6.2.2. ZKP in Decentralized IoT

Decentralization refers to a system with a large number of nodes distributed where each node has a high degree of autonomy. There is no third-party key distribution platform or a trusted and fair management platform in blockchain-based IoT. We call it the decentralized IoT, which has high efficiency in processing without the limitations of third-party centricity. However, most of these efforts do not take into account threat traceability across the different endpoint lifecycles of the IoT [75]. Thus, in the cycle of these terminals, ZKP can implement effective threat tracking to avoid unnecessary security and privacy leaks when deploying IoT devices.

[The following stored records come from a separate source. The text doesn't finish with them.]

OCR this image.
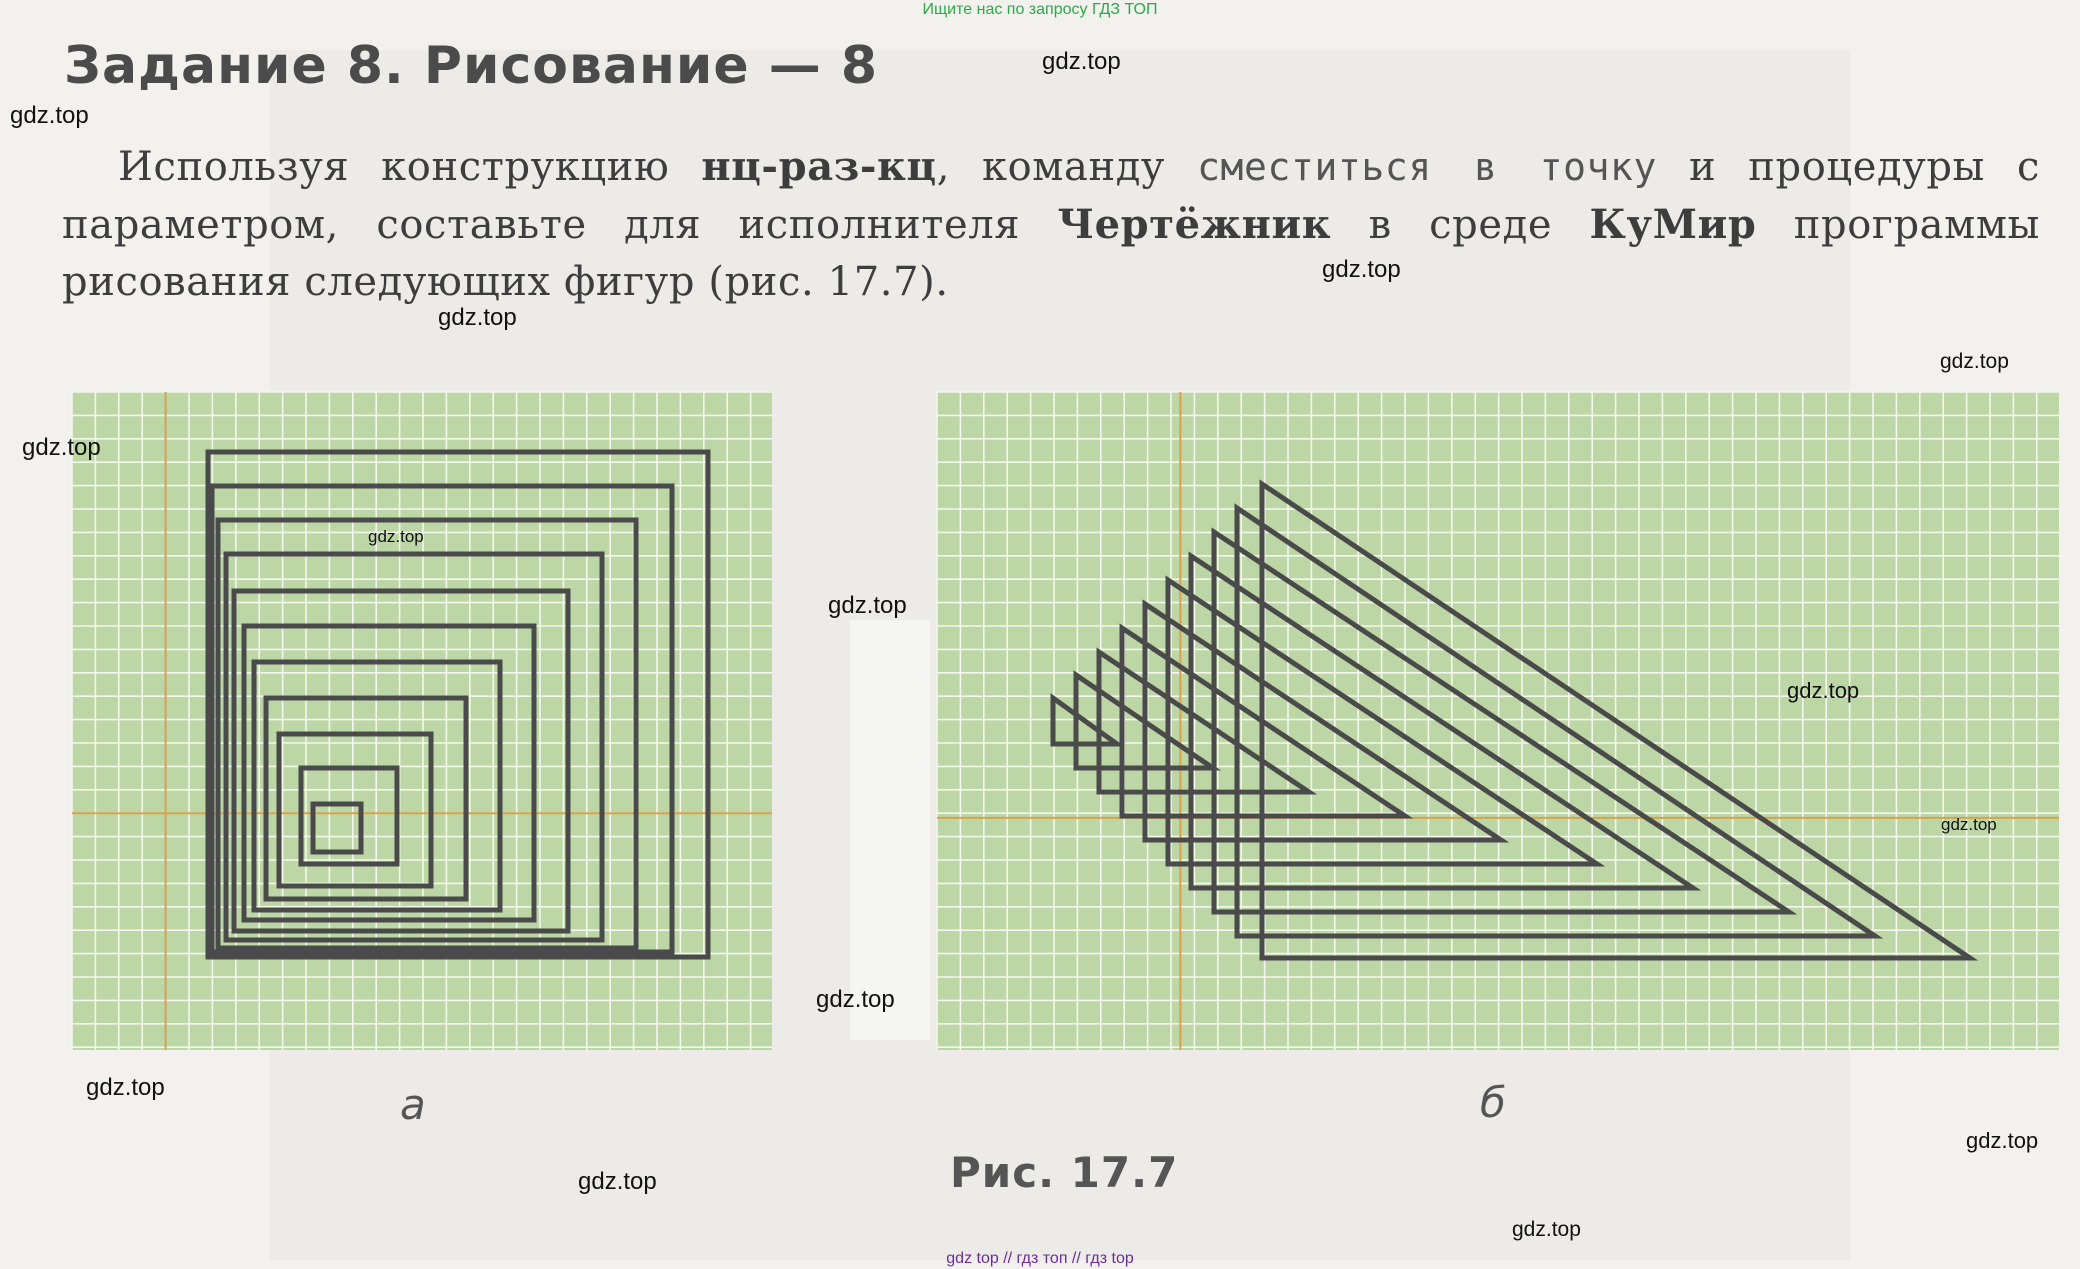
Ищите нас по запросу ГДЗ ТОП
Задание 8. Рисование — 8
Используя конструкцию нц-раз-кц, команду сместиться в точку и процедуры с параметром, составьте для исполнителя Чертёжник в среде КуМир программы рисования следующих фигур (рис. 17.7).
а	б
Рис. 17.7
gdz.top
gdz.top
gdz.top
gdz.top
gdz.top
gdz.top
gdz.top
gdz.top
gdz.top
gdz.top
gdz.top
gdz.top
gdz.top
gdz.top
gdz.top
gdz top // гдз топ // гдз top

Furthermore, Wu et al. [76] describe a distributed zero-knowledge proof system (DIZK) that distributes the generation of a ZKP across multiple machines. Traditional ZKP systems are “monolithic”, so they are limited by the memory resources of a single machine, which is not suitable for decentralized IoT. At the same time, traditional ZKP systems are limited by a single machine’s memory resources, which is not suitable for the decentralized IoT. The combination of distributed ZKP and distributed IoT is an interesting direction.

6.2.3. ZKP in Post-Quantum IoT

Quantum computation greatly threatens public-key encryption systems, such as elliptic curve cryptography and Diffie–Hellman. These public key cryptographic algorithms are the key factors for the construction of ZKP models in IoT. The restrictions of IoT devices involving intensive mathematical computations require a large number of computational resources, which poses a related challenge to the development of IoT [77]. To date, code-based [78], super-singular elliptic curve isogeny [79], multivariate [80], lattice-based [81], and hybrid schemes [82] are five important types of post-quantum algorithms. Since latticed-based ZKP [41] is an effective post-quantum algorithm, it is worth researching efficient and secure ZKP-based IoT that holds the overhead of storing and manipulating large ciphertexts and large keys.

7. Conclusions

No doubt, IoT plays an important role in the future of the digital economy era. Unfortunately, user privacy is threatened due to resource-constrained devices and networks. Although the issues of the privacy and security of IoT have grown significantly in recent years; the zero-knowledge proofs (ZKP) system used in IoT still attracts increasing amounts of attention because of the unique properties of ZKP. In this paper, we present a summary of the security issues for the IoT, and then discuss the development process and advantages of ZKP-based authentication in IoT in detail. Finally, we propose a lighter and safer challenge in ZKP. Moreover, we introduced future development directions including 5G, decentralization, and post-quantum in IoT.